By Cy White, Photos by Cy White
There are times when you come across an artist and they completely subvert your expectations in a way that leaves you reeling after you’ve heard them for the first time. Sir Woman was that band for me at ACL. Bred from the soul music I grew up on, they have a truly honest approach to the way they pay homage to the classics. Shades of The Impressions and The Temptations, they have the same type of soul and grit of a Mayer Hawthorone or a band like the Free Nationals. Completely devoid of the urge to mimic, Sir Woman simply makes music for music’s sake.

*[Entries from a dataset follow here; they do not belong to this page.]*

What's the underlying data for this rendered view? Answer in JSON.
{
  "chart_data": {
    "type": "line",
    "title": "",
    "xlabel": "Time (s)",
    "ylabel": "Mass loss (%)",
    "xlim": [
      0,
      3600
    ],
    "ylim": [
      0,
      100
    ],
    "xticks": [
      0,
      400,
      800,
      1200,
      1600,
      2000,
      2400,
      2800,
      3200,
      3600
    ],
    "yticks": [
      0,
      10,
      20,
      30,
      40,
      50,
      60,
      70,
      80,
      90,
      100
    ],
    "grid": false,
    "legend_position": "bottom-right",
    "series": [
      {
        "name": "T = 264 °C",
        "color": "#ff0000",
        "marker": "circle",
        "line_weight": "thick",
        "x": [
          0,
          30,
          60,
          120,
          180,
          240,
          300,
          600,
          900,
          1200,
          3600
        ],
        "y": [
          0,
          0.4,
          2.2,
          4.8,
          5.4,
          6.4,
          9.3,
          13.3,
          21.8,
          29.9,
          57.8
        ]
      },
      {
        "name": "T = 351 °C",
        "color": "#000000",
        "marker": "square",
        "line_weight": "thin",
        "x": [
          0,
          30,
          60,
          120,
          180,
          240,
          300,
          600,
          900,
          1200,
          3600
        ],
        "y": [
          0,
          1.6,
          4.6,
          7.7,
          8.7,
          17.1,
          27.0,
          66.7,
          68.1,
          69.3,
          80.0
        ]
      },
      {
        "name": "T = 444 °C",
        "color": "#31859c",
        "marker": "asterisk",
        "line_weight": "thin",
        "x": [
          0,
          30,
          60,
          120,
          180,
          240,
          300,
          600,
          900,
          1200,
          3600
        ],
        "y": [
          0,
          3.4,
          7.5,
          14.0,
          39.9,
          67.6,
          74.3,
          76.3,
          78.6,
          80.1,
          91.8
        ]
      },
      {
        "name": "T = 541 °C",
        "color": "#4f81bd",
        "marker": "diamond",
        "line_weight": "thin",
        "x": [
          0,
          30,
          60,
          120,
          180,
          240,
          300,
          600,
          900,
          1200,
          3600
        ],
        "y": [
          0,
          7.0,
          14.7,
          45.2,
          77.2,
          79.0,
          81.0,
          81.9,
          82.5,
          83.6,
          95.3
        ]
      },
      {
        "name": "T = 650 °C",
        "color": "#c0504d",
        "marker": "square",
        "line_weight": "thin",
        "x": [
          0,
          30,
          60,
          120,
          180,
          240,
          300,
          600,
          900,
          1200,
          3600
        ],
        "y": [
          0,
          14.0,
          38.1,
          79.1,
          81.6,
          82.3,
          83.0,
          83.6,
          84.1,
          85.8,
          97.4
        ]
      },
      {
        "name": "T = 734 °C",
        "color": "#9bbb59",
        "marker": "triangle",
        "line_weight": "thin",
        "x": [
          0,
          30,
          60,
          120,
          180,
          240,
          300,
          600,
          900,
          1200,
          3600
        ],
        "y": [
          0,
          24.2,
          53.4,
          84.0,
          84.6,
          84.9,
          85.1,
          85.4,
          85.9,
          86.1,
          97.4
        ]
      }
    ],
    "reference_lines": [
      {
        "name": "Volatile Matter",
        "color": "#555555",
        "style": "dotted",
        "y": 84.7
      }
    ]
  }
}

The obvious draw is certainly the vocal line of the band. Lead singer Kelsey Wilson holds dominion over the stage. She has the easy sort of presence that doesn’t insist upon itself, but you are utterly incapable of escaping her allure. Her voice, while mostly soft and lovely, still has a great deal of weight in it. She’s generous with her smile, with her banter. Even more generous with the members of her outfit. Every single one of them has power on this stage. No one is ever outshone or left seeming like an afterthought. Their strength as a band is the fact that each member has immense talent and puts it on display fearlessly and with the energy of an artist who feels like ths is their last performance.
Before anyone sings a note, before the first drum beat, the crowd already buzzes with expectant energy. The camaraderie on stage speaks of years of trust and friendship. A connectedness that translates to a live show whose aura transcends Tito’s small tent stage. When the first blast of brass does finally ring out, the audience completely loses all semblance of calm that might have manifested during the soundcheck.
It’s more than just the music (which is amazing) or even the crowd participation (which swiftly goes from 0 to 100). What Sir Woman’s showcase highlights is the power of good music. The type of sound that has so much intention behind it. So much more than the sum of its parts. But if we break everything up into those aforementioned parts, you’ll find each one as brilliant as the next.
For anyone who’s followed Wilson from her days in Wild Child, the vocal excellence isn’t anything new. Each singer on this stage holds the audience by the throat every time they grace the microphone. The stage absolutely simmers with the performance, particularly of the background singers. Spice is as full of flavor as her name suggests. She grinds, winds and sings with sin and sugar. The carefree nature of her performance speaks to the freedom of the Sir Woman outfit. The same effervescence comes alive in Roy Jr., whose voice is full of church and heartache. When all three singers meet in the middle with their harmonies, it’s like an embrace from a grandmother who calls everyone she sees “Sugar” or “Baby.”
Then…That. Damn. Band! At first you see the brass section, a merry band of misfits wearing casual clothes and wide-brimmed hats. Next comes Nik Lee, a guitarist who at first doesn’t make an impression (other than the obvious chemistry he has with Wilson; they’re all smiles and inside jokes). But when he lays into that damn axe, it’s like he’s trying to exorcise a demon that got lost in the audience. If Lee’s shredding is trying to exorcise the demon, drummer Amber Baker is trying to beat the damn thing to death. This woman is a demon in her own right behind her kit. Indicative of the whiskey and fire of this outfit, Baker’s the embodiment of a hurricane.
Their Name is Sir Woman
Weaving between uptempo numbers about negligent lovers attempting to get back in good standing and anthems about self-reflection, Sir Woman takes its audience on a life-affirming journey. Longtime fans of Wilson and newer fans who follow the band as a whole were treated to something utterly magical at the Tito’s stage.
Their name is Sir Woman. And they are a force to be reckoned with.